# Old car, what do i need to cover up?



## JunglistJed (Oct 26, 2012)

I own an old 1986 BMW E30 and want to give the engine bay a detail but what needs to be covered? it obviously has little electrics but i don't want to damage anything!

and would a pressure washer be too much? would a mist house attachment be better?

cheers


----------



## trd-gt (May 24, 2009)

Maybe use a waterbased cleaner and you can just mist and wipe off. E30's are bad enough for rust without hosing dirty water into places you can't dry out


----------



## Titanium Htail (Mar 24, 2012)

That misting is a great strategy just proceed with care, plenty of apc you can always have a second go later which will improve the overall look. 

John Tht.


----------



## mattsbmw (Jul 20, 2008)

dont use the pressure washer, just spray on some cleaner, brush in a gently rinse. If i remember rightly there is a fusebox over on the passenger side.

Matt


----------



## steveo3002 (Jan 30, 2006)

i jet wash my 80s vw's all the time 

cover up the ecu and dizzy you should be fine , dont point the jet directly into any elec bits

you can go around with airline or wd40 and blast the connectors afterwards if you want...only thing ive ever had is water in the dizzy cap and thats because i dont bother covering anything


----------



## JunglistJed (Oct 26, 2012)

Unfortunately didn't get the time i wanted and i wanted to test my hex logic pads out so i had a quick go.. first went over with some degreaser then went on with the apc and agitated it.. still have a lot of work to do but i think i can get it looking great again!


----------



## steveo3002 (Jan 30, 2006)

coming along nice...you might end up having to take some bits off to clean then better etc
maybe a respray on that aircleaner


----------



## JunglistJed (Oct 26, 2012)

Yeah the area behind the aircleaner was a struggle to clean, so tomorrow im gonna attempt to get in there.. and as for the aircleaner im looking for a nice replacement!

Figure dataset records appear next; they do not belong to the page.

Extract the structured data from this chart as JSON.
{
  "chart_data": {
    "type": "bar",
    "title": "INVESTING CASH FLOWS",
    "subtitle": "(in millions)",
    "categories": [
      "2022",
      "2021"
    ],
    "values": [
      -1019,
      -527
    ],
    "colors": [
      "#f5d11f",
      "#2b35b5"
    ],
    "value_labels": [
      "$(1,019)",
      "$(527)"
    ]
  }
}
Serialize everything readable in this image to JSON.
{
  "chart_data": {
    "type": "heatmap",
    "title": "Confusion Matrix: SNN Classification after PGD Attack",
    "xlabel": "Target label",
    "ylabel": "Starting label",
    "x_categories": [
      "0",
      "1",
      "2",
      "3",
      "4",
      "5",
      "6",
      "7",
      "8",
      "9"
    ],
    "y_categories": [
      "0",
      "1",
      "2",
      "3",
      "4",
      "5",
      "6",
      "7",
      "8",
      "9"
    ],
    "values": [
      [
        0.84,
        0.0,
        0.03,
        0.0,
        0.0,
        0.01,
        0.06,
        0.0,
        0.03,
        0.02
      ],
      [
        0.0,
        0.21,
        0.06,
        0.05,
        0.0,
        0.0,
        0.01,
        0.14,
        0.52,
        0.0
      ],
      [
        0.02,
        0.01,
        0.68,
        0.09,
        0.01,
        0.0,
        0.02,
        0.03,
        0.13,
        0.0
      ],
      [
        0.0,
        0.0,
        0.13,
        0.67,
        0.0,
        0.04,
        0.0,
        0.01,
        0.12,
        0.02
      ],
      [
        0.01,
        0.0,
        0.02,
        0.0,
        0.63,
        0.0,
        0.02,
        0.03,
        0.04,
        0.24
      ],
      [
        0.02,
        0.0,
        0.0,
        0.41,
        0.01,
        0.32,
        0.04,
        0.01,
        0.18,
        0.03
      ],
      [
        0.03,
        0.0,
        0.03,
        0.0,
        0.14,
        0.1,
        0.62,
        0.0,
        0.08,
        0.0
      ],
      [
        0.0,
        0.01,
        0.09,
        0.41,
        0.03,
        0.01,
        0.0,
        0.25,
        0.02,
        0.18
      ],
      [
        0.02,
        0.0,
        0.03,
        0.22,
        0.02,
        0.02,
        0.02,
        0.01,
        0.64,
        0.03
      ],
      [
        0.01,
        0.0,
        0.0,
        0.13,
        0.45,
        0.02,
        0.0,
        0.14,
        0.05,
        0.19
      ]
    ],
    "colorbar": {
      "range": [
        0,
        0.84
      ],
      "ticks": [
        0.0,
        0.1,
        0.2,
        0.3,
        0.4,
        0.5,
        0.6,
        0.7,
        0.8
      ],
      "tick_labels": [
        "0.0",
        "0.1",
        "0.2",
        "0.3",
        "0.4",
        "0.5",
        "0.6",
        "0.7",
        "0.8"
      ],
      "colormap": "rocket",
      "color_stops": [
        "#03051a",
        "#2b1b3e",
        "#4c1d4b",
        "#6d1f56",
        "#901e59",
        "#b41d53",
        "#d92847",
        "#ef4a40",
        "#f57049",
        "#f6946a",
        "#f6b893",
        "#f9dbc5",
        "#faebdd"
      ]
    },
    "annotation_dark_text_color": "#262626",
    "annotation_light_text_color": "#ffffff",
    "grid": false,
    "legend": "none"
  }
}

The hood itself also needs a clean but the foam is so gone is crumbles as soon as you touch it.. going all over my clean engine bay -.-


----------



## Titanium Htail (Mar 24, 2012)

That does look better always a work in progress, love those rims.

John Tht.


----------



## JunglistJed (Oct 26, 2012)

It definitely does mate, wasn't too bothered about the engine bay before hand but now i want it looking immaculate!


----------